Yeah, absolutely. So, we've got to support them as much as possible, and Minds Matter is one of those ways. We're the add on. “Hey, you don't have to do all this individualized college advising, and sending students to summer programs, and doing a whole ton of ACT preparation. We're going to do it.” And schools can focus on the other things that they need to focus on and the educational environment within a school.

Hal Martin and Andrew Zajac contributed to this article.

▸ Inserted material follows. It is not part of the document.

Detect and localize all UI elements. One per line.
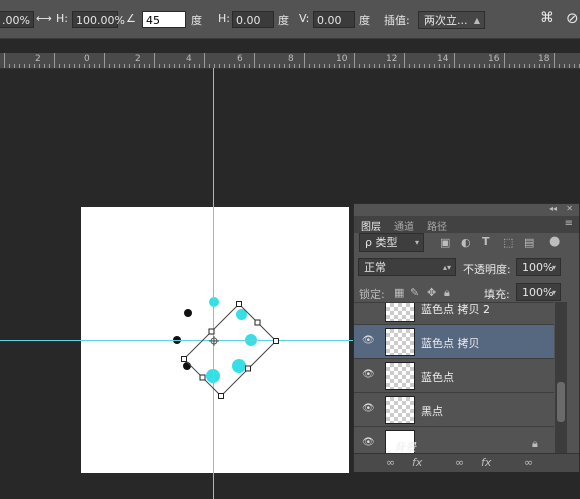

The opinions expressed in this article are those of the participants and do not necessarily represent the views of the Federal Reserve Bank of Cleveland or the Board of Governors of the Federal Reserve System.

Sara Elaqad

Executive Director
Minds Matter Cleveland

Sara Elaqad was appointed executive director of nonprofit Minds Matter Cleveland in February 2018. She graduated from Case Western Reserve University School of Law and received a bachelor’s degree in internal relations and French from The Ohio State University. She also serves as chair of the board for the Cleveland Metropolitan School District. Minds Matter Cleveland is a nonprofit organization working to overcome the education gap that holds back high-performing, low-income high school students. The organization equips under-resourced high school students with the tools to gain acceptance to and graduate from top-tier academic summer programs and four-year universities. They do this by providing academic and mentoring resources, support, and opportunities to help students navigate the path to college and career success.